Des. Ricardo Dip
Assinalamos já que a determinação jurídica, na perspectiva clássica, leva a considerar a compreensão da lei, a compreensão dos fatos, a interpretação e a conclusão ou aplicação do direito. Dividimos a compreensão da lei em compreensão dos textos e compreensão das normas.
Em nossos tempos acentuaram-se algumas práticas que repercutem nos textos legais, quais sejam as da novidade léxica e da alteração semântica. Sobre isso dediquemos algumas referências.
Nem sempre as novidades léxicas podem situar-se na categoria neológica. Às vezes são combinações de vocábulos já existentes. Tenha-se em conta, a título ilustrativo, o caso do sintagma «união estável», acerca do qual vêm a calhar estas palavras de José Afonso da Silva:
«Tivemos a oportunidade de ver nascer essa verdadeira revolução familiar /a da instituição-sombra da família/ e de imediatamente apoiá-la, quando a fórmula foi sugerida. Estávamos no Plenário da Comissão Afonso Arinos procurando um meio de reconhecimento constitucional das uniões familiares de fato, tidas de modo pejorativo como <concubinato>. Foi aí que −imaginem!− a luz brilhou, talvez como inspiração divina, quando o padre Fernando Bastos Dávila sugeriu <uniões estáveis>. O padre D’Ávila −uma das vozes mais progressistas da nova Igreja Católica− já havia demonstrado suas ideias avançadas durante todas as discussões dos temas chamados sensíveis ou polêmicos, mas a concepção das uniões estáveis foi, certamente, a mais extraordinária, por vir de um padre» (Comentário contextual à Constituição, São Paulo, Malheiros, 4. ed., 2007, p. 853).
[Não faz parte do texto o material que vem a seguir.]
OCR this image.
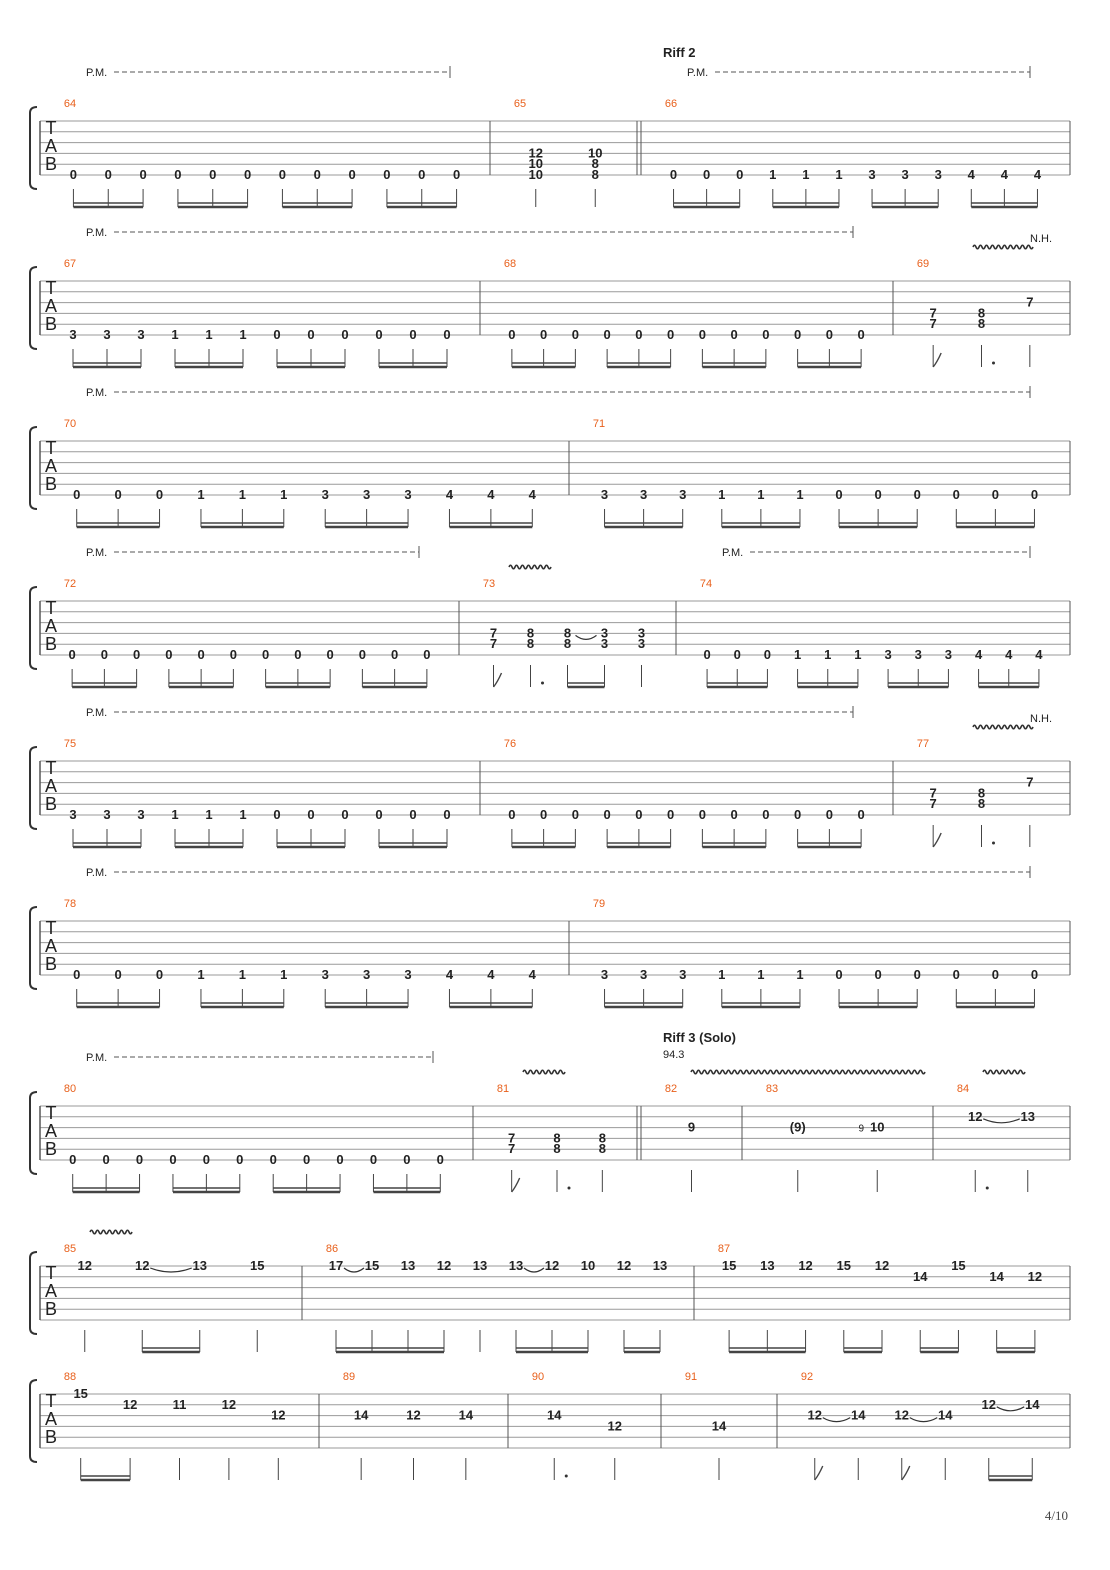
T
A
B
64
0 0 0 0 0 0 0 0 0 0 0 0
65
12
10
10
10
8
8
66
0 0 0 1 1 1 3 3 3 4 4 4
P.M.
Riff 2
P.M.
T
A
B
67
3 3 3 1 1 1 0 0 0 0 0 0
68
0 0 0 0 0 0 0 0 0 0 0 0
69
7
7
8
8
7
P.M.	N.H.
T
A
B
70
0	0	0	1	1	1	3	3	3	4	4	4
71
3 3 3 1 1 1 0 0 0 0 0 0
P.M.
T
A
B
72
0 0 0 0 0 0 0 0 0 0 0 0
73
7
7
8
8
8
8
3
3
3
3
74
0 0 0 1 1 1 3 3 3 4 4 4
P.M.	P.M.
T
A
B
75
3 3 3 1 1 1 0 0 0 0 0 0
76
0 0 0 0 0 0 0 0 0 0 0 0
77
7
7
8
8
7
P.M.	N.H.
T
A
B
78
0	0	0	1	1	1	3	3	3	4	4	4
79
3 3 3 1 1 1 0 0 0 0 0 0
P.M.
T
A
B
80
0 0 0 0 0 0 0 0 0 0 0 0
81
7
7
8
8
8
8
82
9
83
(9)	9 10
84
12	13
P.M.
Riff 3 (Solo)
94.3
T
A
B
85
12	12	13	15
86
17 15 13 12 13 13 12 10 12 13
87
15 13 12 15 12
14
15
14 12
T
A
B
88
15
12	11	12
12
89
14	12	14
90
14
12
91
14
92
12 14 12 14
12 14
4/10
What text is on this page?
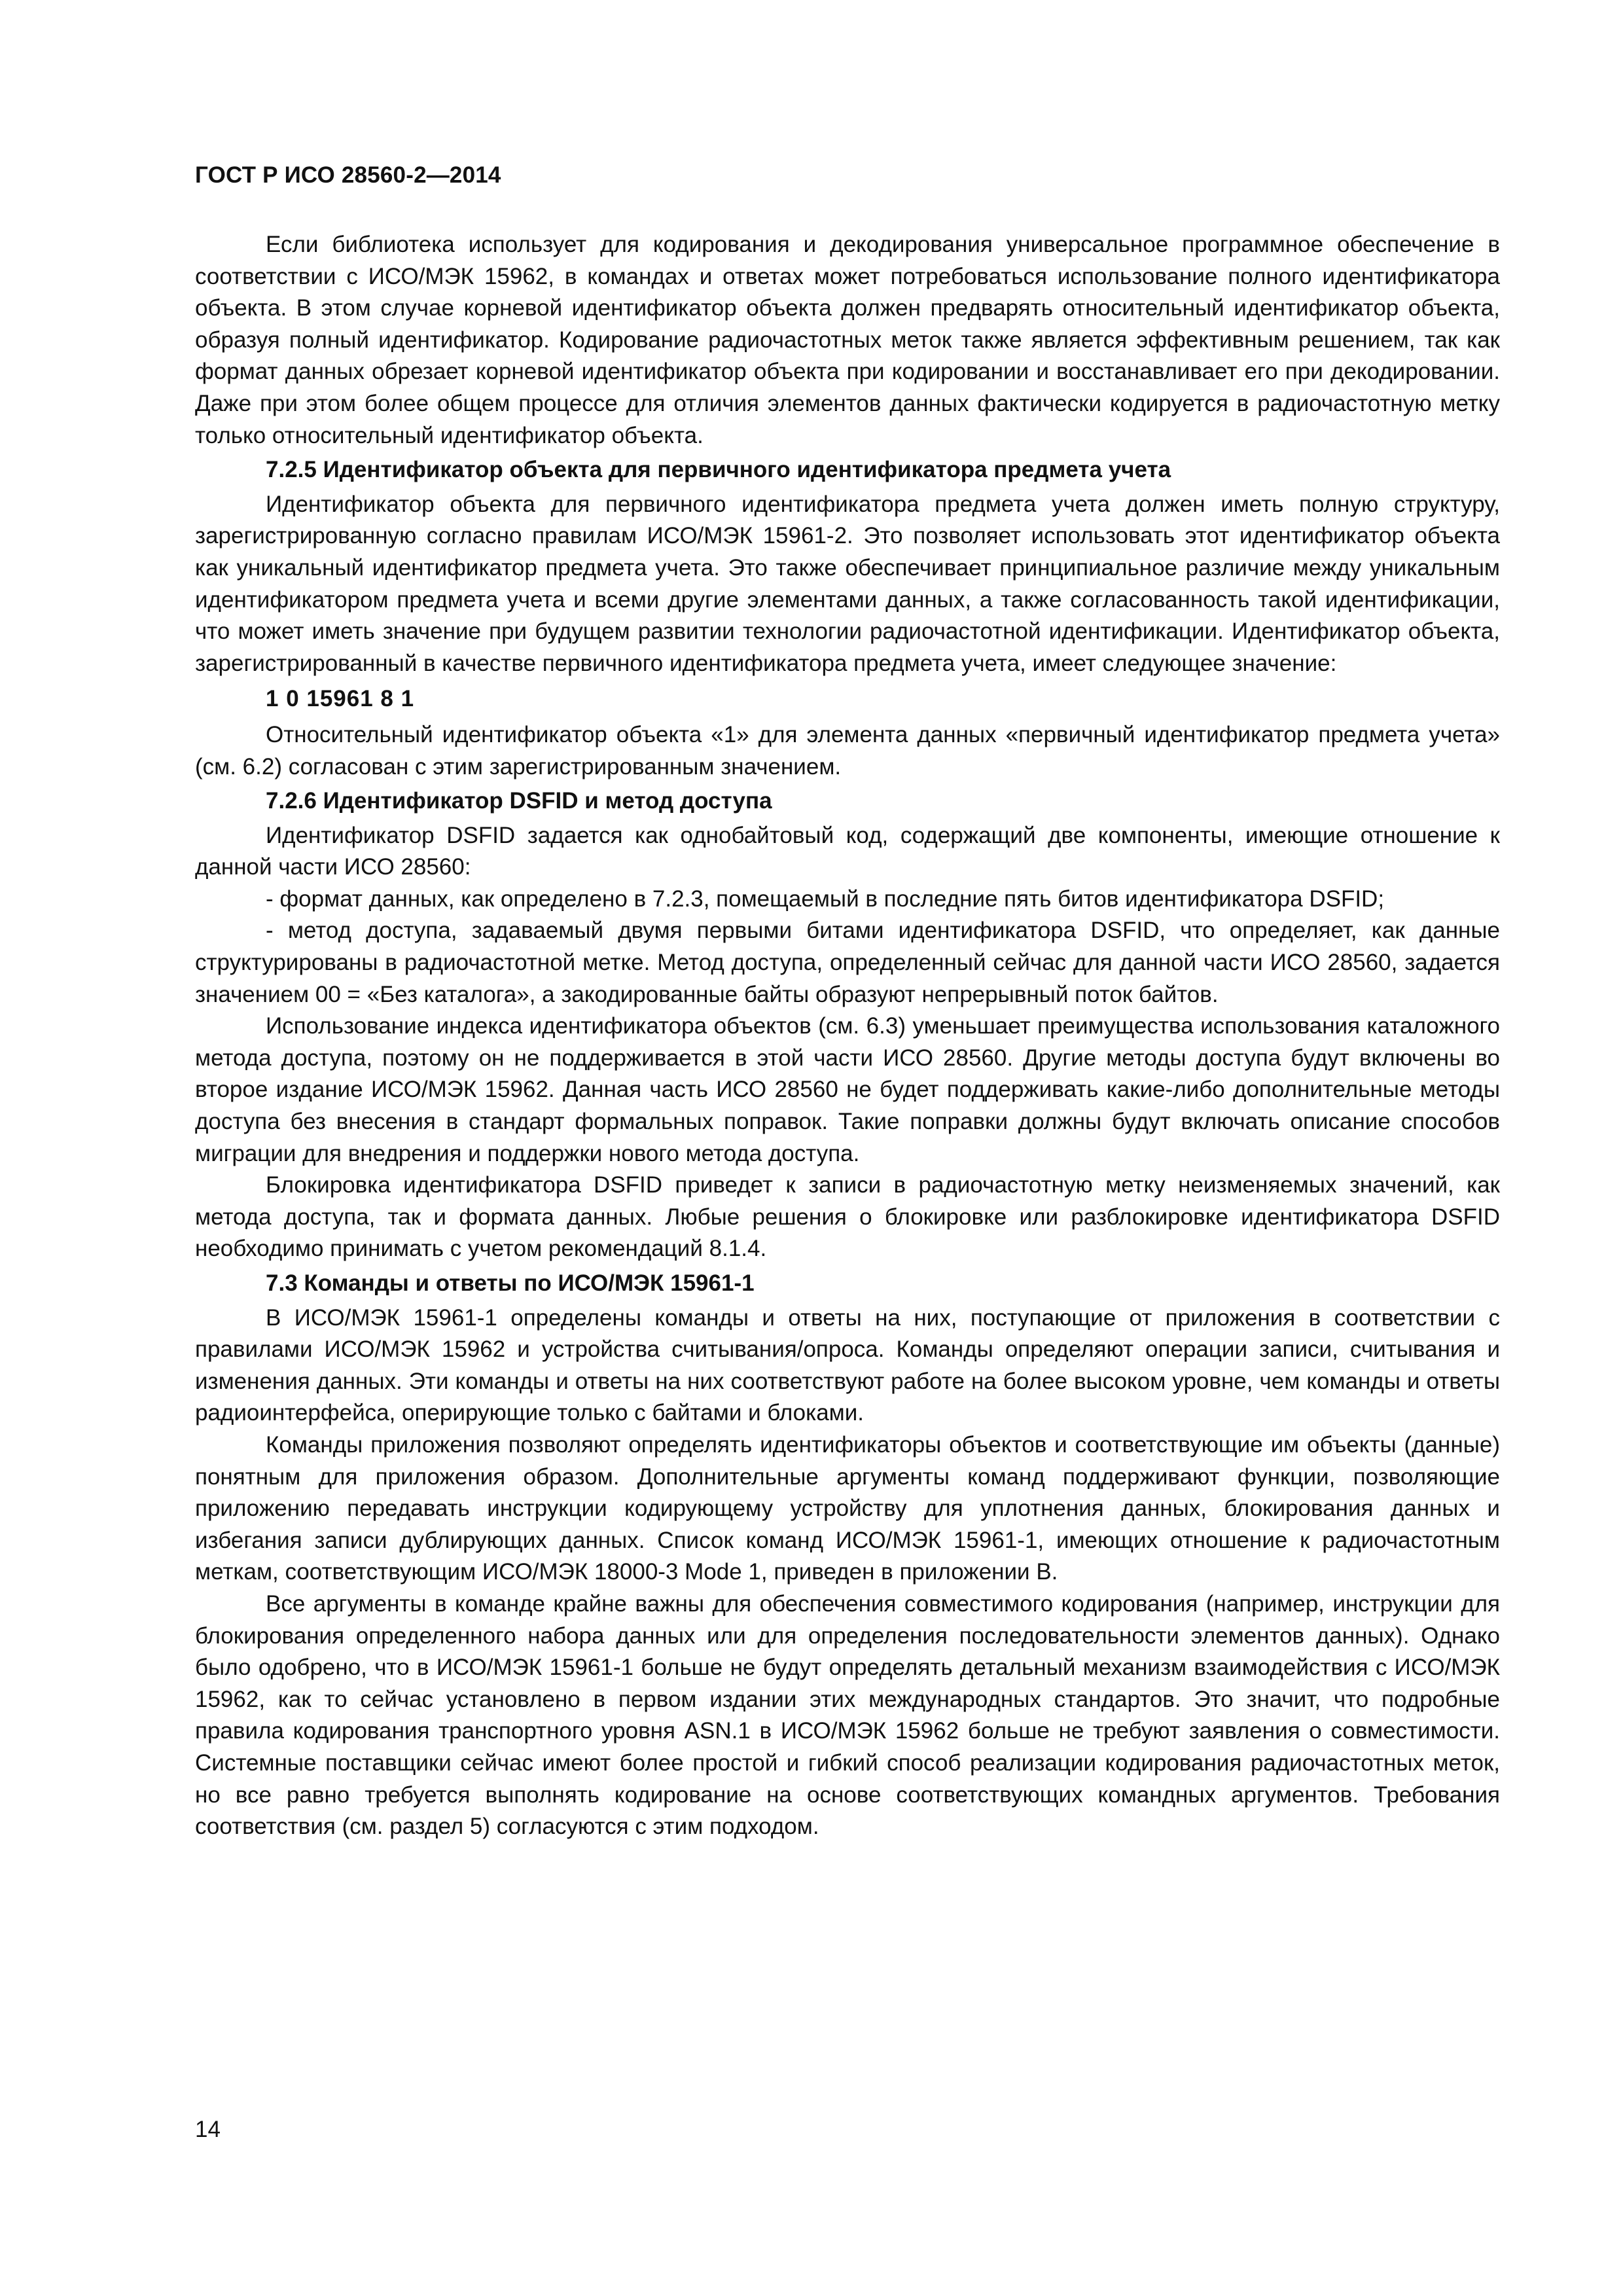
ГОСТ Р ИСО 28560-2—2014

Если библиотека использует для кодирования и декодирования универсальное программное обеспечение в соответствии с ИСО/МЭК 15962, в командах и ответах может потребоваться использование полного идентификатора объекта. В этом случае корневой идентификатор объекта должен предварять относительный идентификатор объекта, образуя полный идентификатор. Кодирование радиочастотных меток также является эффективным решением, так как формат данных обрезает корневой идентификатор объекта при кодировании и восстанавливает его при декодировании. Даже при этом более общем процессе для отличия элементов данных фактически кодируется в радиочастотную метку только относительный идентификатор объекта.

7.2.5 Идентификатор объекта для первичного идентификатора предмета учета

Идентификатор объекта для первичного идентификатора предмета учета должен иметь полную структуру, зарегистрированную согласно правилам ИСО/МЭК 15961-2. Это позволяет использовать этот идентификатор объекта как уникальный идентификатор предмета учета. Это также обеспечивает принципиальное различие между уникальным идентификатором предмета учета и всеми другие элементами данных, а также согласованность такой идентификации, что может иметь значение при будущем развитии технологии радиочастотной идентификации. Идентификатор объекта, зарегистрированный в качестве первичного идентификатора предмета учета, имеет следующее значение:

1 0 15961 8 1

Относительный идентификатор объекта «1» для элемента данных «первичный идентификатор предмета учета» (см. 6.2) согласован с этим зарегистрированным значением.

7.2.6 Идентификатор DSFID и метод доступа

Идентификатор DSFID задается как однобайтовый код, содержащий две компоненты, имеющие отношение к данной части ИСО 28560:

- формат данных, как определено в 7.2.3, помещаемый в последние пять битов идентификатора DSFID;

- метод доступа, задаваемый двумя первыми битами идентификатора DSFID, что определяет, как данные структурированы в радиочастотной метке. Метод доступа, определенный сейчас для данной части ИСО 28560, задается значением 00 = «Без каталога», а закодированные байты образуют непрерывный поток байтов.

Использование индекса идентификатора объектов (см. 6.3) уменьшает преимущества использования каталожного метода доступа, поэтому он не поддерживается в этой части ИСО 28560. Другие методы доступа будут включены во второе издание ИСО/МЭК 15962. Данная часть ИСО 28560 не будет поддерживать какие-либо дополнительные методы доступа без внесения в стандарт формальных поправок. Такие поправки должны будут включать описание способов миграции для внедрения и поддержки нового метода доступа.

Блокировка идентификатора DSFID приведет к записи в радиочастотную метку неизменяемых значений, как метода доступа, так и формата данных. Любые решения о блокировке или разблокировке идентификатора DSFID необходимо принимать с учетом рекомендаций 8.1.4.

7.3 Команды и ответы по ИСО/МЭК 15961-1

В ИСО/МЭК 15961-1 определены команды и ответы на них, поступающие от приложения в соответствии с правилами ИСО/МЭК 15962 и устройства считывания/опроса. Команды определяют операции записи, считывания и изменения данных. Эти команды и ответы на них соответствуют работе на более высоком уровне, чем команды и ответы радиоинтерфейса, оперирующие только с байтами и блоками.

Команды приложения позволяют определять идентификаторы объектов и соответствующие им объекты (данные) понятным для приложения образом. Дополнительные аргументы команд поддерживают функции, позволяющие приложению передавать инструкции кодирующему устройству для уплотнения данных, блокирования данных и избегания записи дублирующих данных. Список команд ИСО/МЭК 15961-1, имеющих отношение к радиочастотным меткам, соответствующим ИСО/МЭК 18000-3 Mode 1, приведен в приложении В.

Все аргументы в команде крайне важны для обеспечения совместимого кодирования (например, инструкции для блокирования определенного набора данных или для определения последовательности элементов данных). Однако было одобрено, что в ИСО/МЭК 15961-1 больше не будут определять детальный механизм взаимодействия с ИСО/МЭК 15962, как то сейчас установлено в первом издании этих международных стандартов. Это значит, что подробные правила кодирования транспортного уровня ASN.1 в ИСО/МЭК 15962 больше не требуют заявления о совместимости. Системные поставщики сейчас имеют более простой и гибкий способ реализации кодирования радиочастотных меток, но все равно требуется выполнять кодирование на основе соответствующих командных аргументов. Требования соответствия (см. раздел 5) согласуются с этим подходом.

14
Adotou-se, desse modo, a novidade léxica «união estável», para ladear, com um novo significante, a má valorização de um significado que entre o povo era menos favorecido sob o rótulo tradicional de «concubinato». Ao modificar-se sua referência léxica habitual, alterou-se a correspondente semântica na axiologia popular. Aqui talvez deva dar-se razão às vozes marxistas quando se queixam das práticas de engenharia política das elites. Não diverso foi o fenômeno da novidade léxica relativa ao nome /aborto/, substituído pelo sintagma /interrupção da gravidez/.
Não se pense, contudo, que seja algo inédito a superação do que Carlos Martinez de Aguirre (Diagnóstico sobre el derecho de familia, Madrid, Rialp, 1996, p. 116) chamou de «pruridos terminológicos». Jean Gaudemet, em Le mariage en Occident (Paris, Cerf, 2012, p. 9), já observara que os pudores do vocabulário têm uma longa história: «Os antigos referiam-se com o termo pellex à <mulher com quem vives, ainda que ela não seja tua esposa». Hoje, todavia, preferimos os nomes mais honrosos de <amiga» ou <concubina> (…)» (pellex era o nome atribuído à mulher que se casava com um homem que tinha uma esposa −cf. Charlton T. Lewis e Charles Short, Latin dictionary, ed. Clarendon Press, Oxford, 1879).
Quanto à alteração semântica, observemos que ela nada acrescenta ao léxico (ao revés, observou Evanildo Bechara, que essa mudança até pode acarretar uma redução lexical; Gladstone Chaves de Melo −de cujas autorizadas lições muito nos valemos no quanto segue− refere-se a um «empobrecimento do léxico» resultante da «falsa dilatação semântica»). Sequer se trata de um neologismo, porque a mudança semântica preserva o significante, somente alterando seu significado. Há exemplos que se podem recolher na linguagem comum: assim o do verbo /colocar/ que, primeiro substituindo tão impropriamente o verbo /pôr/, terminou tomando o lugar de «dizer», «opinar», «comentar», «indagar», et reliqua; pensemos no uso de «penalizar» (Chaves de Melo), ou ainda de «realizar» e «massivo» (Sílvio Elia acusa nesses dois casos um empréstimo da língua inglesa com efeito modificador no idioma português). Das alterações semânticas dão bons e suficientes exemplos as que afetaram os conceitos de «casamento» e de «família».